The latest in paper
Ya! and John-Juan: Two Novelsby Douglas Woolf (introduction by Robert Creeley)
Dalkey Archive, 246 pp. $13.95
Douglas Woolf (1922-1992), among the most original prose fiction writers to emerge in the U.S. in the past 50 years, had a highly unusual background. He was from a wealthy New York family and attended Harvard with John F. Kennedy. During WWII he drove an ambulance for the American Field Service in North Africa. When he returned to the States, he chose to become a writer but supported himself with menial jobs as a farm worker, window washer, beverage vendor, Good Humor Man, and racetrack cleaner.

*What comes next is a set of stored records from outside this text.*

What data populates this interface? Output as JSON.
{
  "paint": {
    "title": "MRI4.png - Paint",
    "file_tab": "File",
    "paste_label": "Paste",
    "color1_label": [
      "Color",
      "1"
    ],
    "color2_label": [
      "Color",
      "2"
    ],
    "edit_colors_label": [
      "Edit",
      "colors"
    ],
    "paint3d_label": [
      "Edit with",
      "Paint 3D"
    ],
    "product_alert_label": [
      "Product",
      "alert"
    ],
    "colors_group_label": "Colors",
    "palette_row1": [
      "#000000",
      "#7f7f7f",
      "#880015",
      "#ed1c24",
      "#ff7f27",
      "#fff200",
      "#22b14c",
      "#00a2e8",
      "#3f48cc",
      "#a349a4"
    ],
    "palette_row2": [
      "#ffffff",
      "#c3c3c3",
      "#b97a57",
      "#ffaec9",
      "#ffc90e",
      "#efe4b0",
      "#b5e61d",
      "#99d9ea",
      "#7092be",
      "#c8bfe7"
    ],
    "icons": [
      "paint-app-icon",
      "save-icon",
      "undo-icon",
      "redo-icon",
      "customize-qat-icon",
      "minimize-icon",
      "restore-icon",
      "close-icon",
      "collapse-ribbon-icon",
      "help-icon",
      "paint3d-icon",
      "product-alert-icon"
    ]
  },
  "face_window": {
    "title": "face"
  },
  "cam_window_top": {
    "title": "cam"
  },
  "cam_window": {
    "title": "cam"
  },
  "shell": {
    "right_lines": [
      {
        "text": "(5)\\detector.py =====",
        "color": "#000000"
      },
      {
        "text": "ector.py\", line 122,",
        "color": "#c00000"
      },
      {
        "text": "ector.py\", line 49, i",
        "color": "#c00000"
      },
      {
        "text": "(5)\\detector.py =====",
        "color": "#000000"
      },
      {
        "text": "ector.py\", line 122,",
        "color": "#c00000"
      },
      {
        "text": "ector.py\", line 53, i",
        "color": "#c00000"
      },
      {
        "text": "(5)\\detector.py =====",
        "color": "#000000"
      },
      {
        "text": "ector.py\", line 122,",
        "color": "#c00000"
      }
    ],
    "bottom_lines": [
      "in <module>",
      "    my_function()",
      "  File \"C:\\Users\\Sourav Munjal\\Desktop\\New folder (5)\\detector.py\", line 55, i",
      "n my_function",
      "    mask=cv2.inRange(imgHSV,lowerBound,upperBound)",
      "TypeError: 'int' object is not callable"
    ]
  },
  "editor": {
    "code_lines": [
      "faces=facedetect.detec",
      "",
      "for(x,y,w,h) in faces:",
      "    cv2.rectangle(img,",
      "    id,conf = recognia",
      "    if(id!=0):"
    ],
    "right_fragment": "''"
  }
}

When he'd earned enough money, Woolf would take off to some secluded locale to do his writing.
This volume contains two novels, written from 1962 to 1967 and published in 1971. Ya! appears to be partly autobiographical. Al, the protagonist, is an author who is selling Pepsi at an automobile show. Just before Christmas, he takes off during a blizzard to visit his teenage daughter, who lives on a ranch with obnoxious relatives. He must fight through the storm -- hitchhiking and walking -- but successfully arrives to see her. She not only welcomes her father warmly, but in the end leaves her pushy benefactors to take off with him.
The central figure in the surrealistic John-Juan is an amnesiac, apparently from California, who turns up in a small Mexican town in his pajamas and slippers. After some amusing encounters with local residents, he finds himself working with a group of people that pick up and bury trash along the roads. When he gets back to the States, he's beaten and arrested by a cop who claims he's wanted in California for "indecent language" and "not carrying firearms."
Much of Ya! is taken up by Woolf's microscopic description of Al's life as a vendor living in a cheap hotel. We read here about details involving such things as his work and diet that are seldom encountered in novels. At the end of Ya!, Woolf unleashes a formidable, absurdist sense of humor.
There are political references in John-Juan, but even in this fantasy, Woolf portrays his characters believably, so you can feel their pain and confusion. He's an economical but masterful stylist with a superb eye and ear for detail.